Sementara itu, Bapak Do Thien Anh Tuan mengatakan bahwa perlu dilakukan reformasi menyeluruh terhadap kebijakan pendapatan tanah dan real estat, tidak hanya untuk menciptakan sistem pendapatan yang berkelanjutan bagi anggaran tetapi juga untuk mengatur pendapatan secara wajar, memastikan keadilan sosial dan mengembangkan pasar real estat yang sehat.
Menurut Bapak Tuan, perlu secara bertahap menghilangkan apa yang disebut "pungutan uang" dan menggantinya dengan sistem pajak properti.
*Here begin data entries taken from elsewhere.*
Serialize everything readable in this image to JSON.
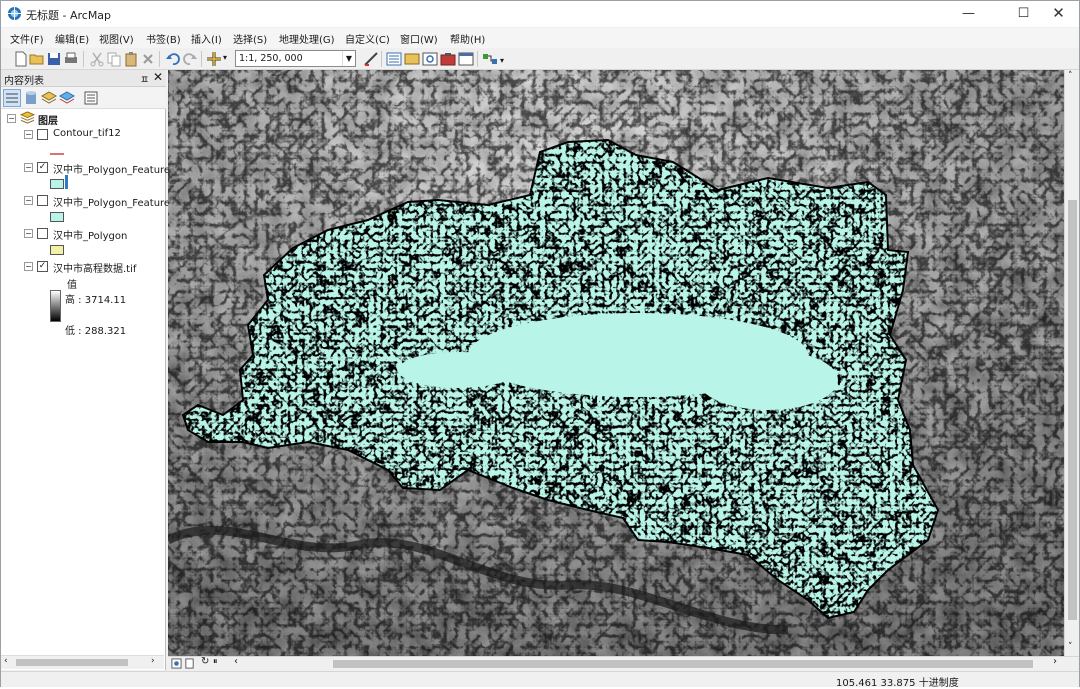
{
  "window": {
    "title": "无标题 - ArcMap",
    "minimize": "—",
    "maximize": "☐",
    "close": "✕"
  },
  "menu": {
    "items": [
      "文件(F)",
      "编辑(E)",
      "视图(V)",
      "书签(B)",
      "插入(I)",
      "选择(S)",
      "地理处理(G)",
      "自定义(C)",
      "窗口(W)",
      "帮助(H)"
    ]
  },
  "toolbar": {
    "scale_value": "1:1, 250, 000"
  },
  "toc": {
    "title": "内容列表",
    "pin": "ㅍ",
    "close": "✕",
    "root_label": "图层",
    "layers": [
      {
        "label": "Contour_tif12",
        "checked": false,
        "symbol": "line",
        "color": "#e07070"
      },
      {
        "label": "汉中市_Polygon_Feature",
        "checked": true,
        "symbol": "fill",
        "color": "#b8f5e8"
      },
      {
        "label": "汉中市_Polygon_Feature",
        "checked": false,
        "symbol": "fill",
        "color": "#b8f5e8"
      },
      {
        "label": "汉中市_Polygon",
        "checked": false,
        "symbol": "fill",
        "color": "#f5f0a8"
      },
      {
        "label": "汉中市高程数据.tif",
        "checked": true,
        "symbol": "raster"
      }
    ],
    "raster_legend": {
      "heading": "值",
      "high": "高 : 3714.11",
      "low": "低 : 288.321"
    }
  },
  "status": {
    "coordinates": "105.461  33.875 十进制度"
  },
  "colors": {
    "polygon_fill": "#b8f5e8",
    "accent": "#2e79c8"
  }
}
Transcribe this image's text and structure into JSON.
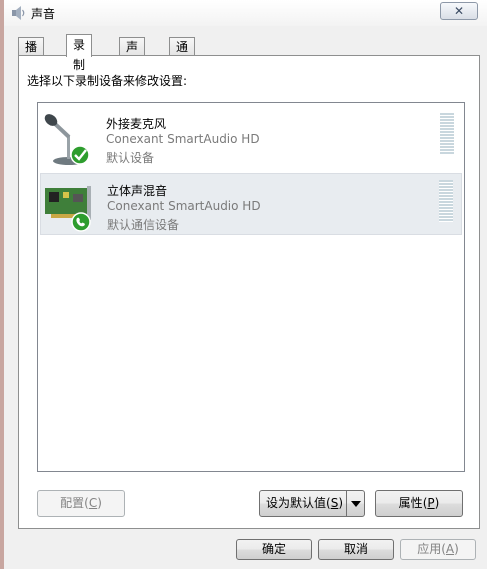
{
  "window": {
    "title": "声音",
    "close_label": "✕"
  },
  "tabs": [
    {
      "label": "播放"
    },
    {
      "label": "录制"
    },
    {
      "label": "声音"
    },
    {
      "label": "通信"
    }
  ],
  "panel": {
    "instruction": "选择以下录制设备来修改设置:"
  },
  "devices": [
    {
      "name": "外接麦克风",
      "driver": "Conexant SmartAudio HD",
      "status": "默认设备",
      "badge_icon": "check-icon",
      "icon": "microphone-icon"
    },
    {
      "name": "立体声混音",
      "driver": "Conexant SmartAudio HD",
      "status": "默认通信设备",
      "badge_icon": "phone-icon",
      "icon": "sound-card-icon"
    }
  ],
  "buttons": {
    "configure_label": "配置",
    "configure_key": "C",
    "set_default_label": "设为默认值",
    "set_default_key": "S",
    "properties_label": "属性",
    "properties_key": "P",
    "ok_label": "确定",
    "cancel_label": "取消",
    "apply_label": "应用",
    "apply_key": "A"
  },
  "colors": {
    "badge_green": "#2e9d2e",
    "selected_row": "#e8ecf0"
  }
}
Lebih spesifiknya, pajak properti harus dirancang secara progresif, artinya semakin banyak properti yang dimiliki seseorang, atau semakin bernilai properti tersebut, semakin tinggi tarif pajaknya.
Hal ini tidak hanya untuk meningkatkan pendapatan tetapi yang lebih penting adalah untuk mengatur pendapatan tambahan dari tanah - suatu bentuk pendapatan pasif yang tidak dikenakan pajak sebagaimana mestinya seperti pendapatan dari tenaga kerja atau produksi dan bisnis.
Fungsi inti pajak properti adalah redistribusi, yaitu mengambil sebagian keuntungan dari kelompok yang memiliki banyak aset untuk didistribusikan kembali. Di sini, pajak tidak bertujuan untuk menurunkan harga perumahan, melainkan untuk menciptakan sumber daya guna mendukung kelompok kurang mampu dalam mengakses perumahan, membangun perumahan sosial, merenovasi kawasan perkotaan miskin, atau berinvestasi dalam infrastruktur publik untuk melayani mayoritas.
"Selain pajak properti, kita juga harus secara tegas menerapkan pajak penghasilan progresif dari pengalihan real estat untuk mengatur pendapatan dan mengatur perilaku spekulatif," analisis Bapak Tuan lebih lanjut.